Wednesday, September 9, 2015

Norman Wells, N.W.T. Farmer Digs Potatoes Again After 3-year Break

Norman Wells is close to the Arctic Circle and those trees you see are as large as they get.  What is way more important is the range of plants that he is able to grow successfully.
What this does do is confirm the agricultural viability of the boreal forest.  We have already identified bull rushes as an excellent fodder crop and pine nuts as a food staple to be produced on soil scant rocky terrain.  This garden confirms a wide range of additional food crops quite able to support husbandry.
Add in the uses of fish husbandry as well and we have a major food resource.

Norman Wells, N.W.T. farmer digs potatoes again after 3-year break

After a three-year break, Norman Wells, N.W.T. farmer Doug Whiteman is getting ready to pull another harvest of Canada's most northern potatoes out of the ground.
The hiatus was caused by an outbreak of redroot pigweed on his three-acre field.

"It was just taking over the field so severely that it was not only competing with the plants we were trying to grow for water and nutrients, but it was also making it really hard to harvest in the fall time with the old potato combine that we've got," Whiteman said.

​So Whiteman let his field lie fallow for three years, periodically taking a weed whacker to the pigweed in an effort to kill the seeds and let the stalks replenish the soil with nutrients.

He's only planted on one acre out of three, choosing to let the other two stay fallow for another year.
Whiteman said he's also spacing plants farther apart in an effort to boost yields. He estimates he'll produce between 5,000 and 6,000 pounds of potatoes this year, down from the 30,000 he was churning out before his three-year break.

"I'm not looking for a big crop [this year]. I'm just focusing on yield," he said.

Whiteman is also growing turnips, radishes, cabbage, beets and other vegetables, and says they're all doing well.

He'll start selling potatoes door to door in Norman Wells and Tulita in September and October, he said.
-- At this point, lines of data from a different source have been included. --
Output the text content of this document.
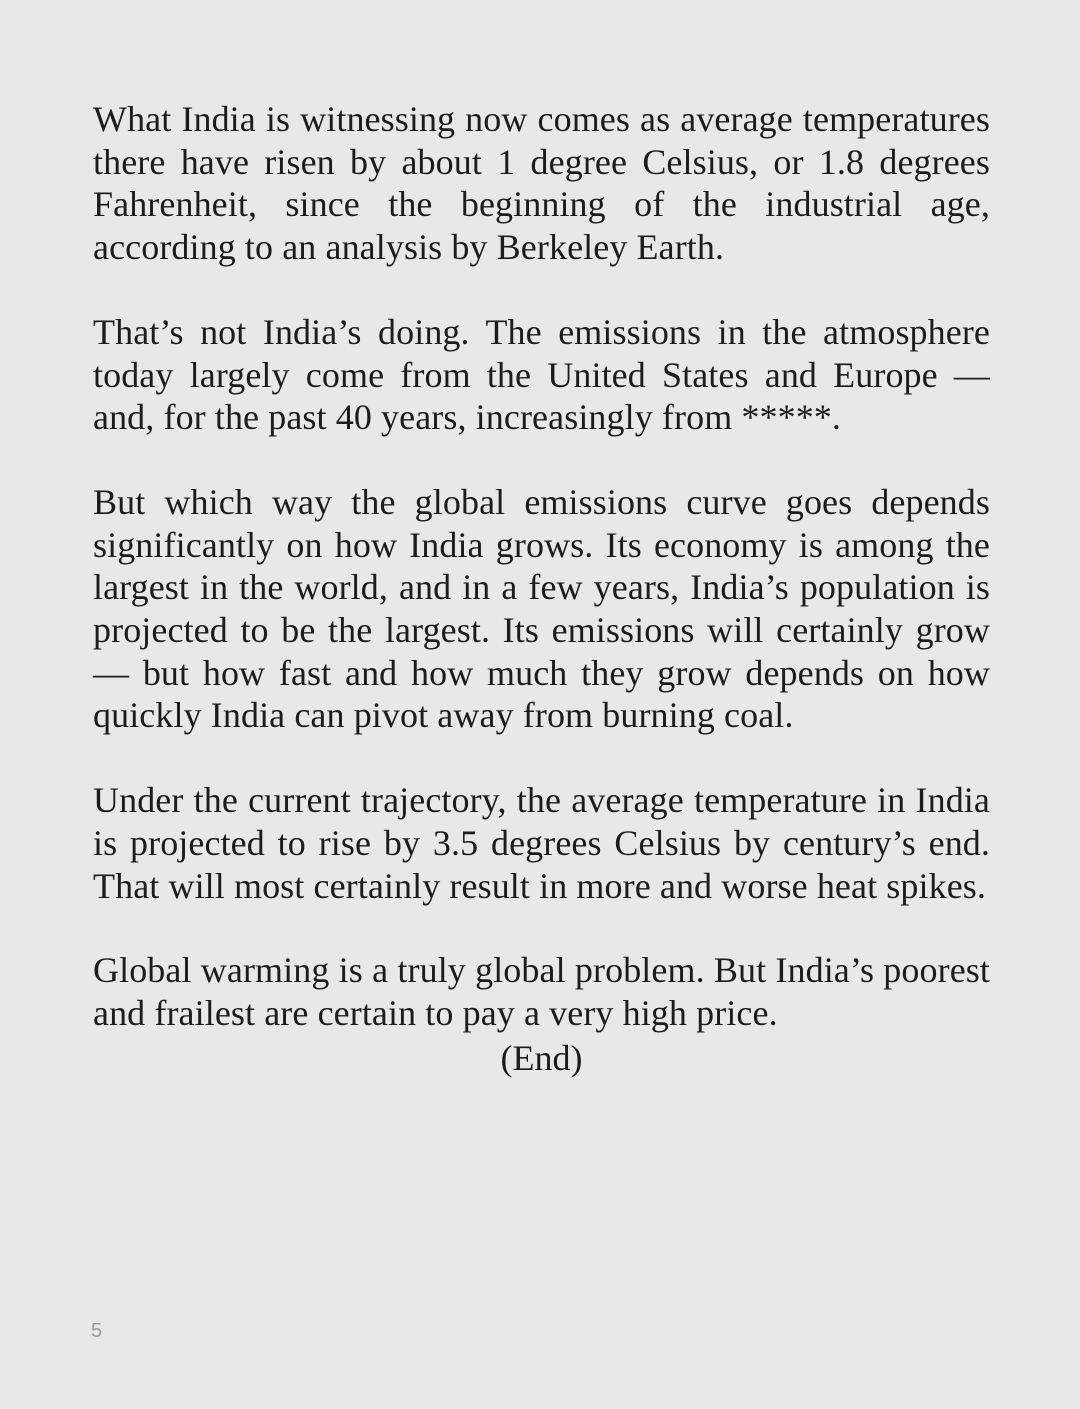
What India is witnessing now comes as average temperatures there have risen by about 1 degree Celsius, or 1.8 degrees Fahrenheit, since the beginning of the industrial age, according to an analysis by Berkeley Earth.

That’s not India’s doing. The emissions in the atmosphere today largely come from the United States and Europe — and, for the past 40 years, increasingly from *****.

But which way the global emissions curve goes depends significantly on how India grows. Its economy is among the largest in the world, and in a few years, India’s population is projected to be the largest. Its emissions will certainly grow — but how fast and how much they grow depends on how quickly India can pivot away from burning coal.

Under the current trajectory, the average temperature in India is projected to rise by 3.5 degrees Celsius by century’s end. That will most certainly result in more and worse heat spikes.

Global warming is a truly global problem. But India’s poorest and frailest are certain to pay a very high price.

(End)
5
 Norman Wells has a subarctic climate (Köppen Dfc) with summer lasting for about three months. Although winter temperatures are usually below freezing, every month of the year has seen temperatures above 0 °C (32 °F). Rainfall averages 171.7 mm (6.76 in) and snowfall 161.5 cm (63.58 in). On average, there are 92.9 days, October to April, when the wind chill is below -30, which indicates that frostbite may occur within 10 – 30 minutes. There is an average of 35.9 days, November to April, when the wind chill is below -40, which indicates that that frostbite may occur within 5 – 10 minutes.[17][18]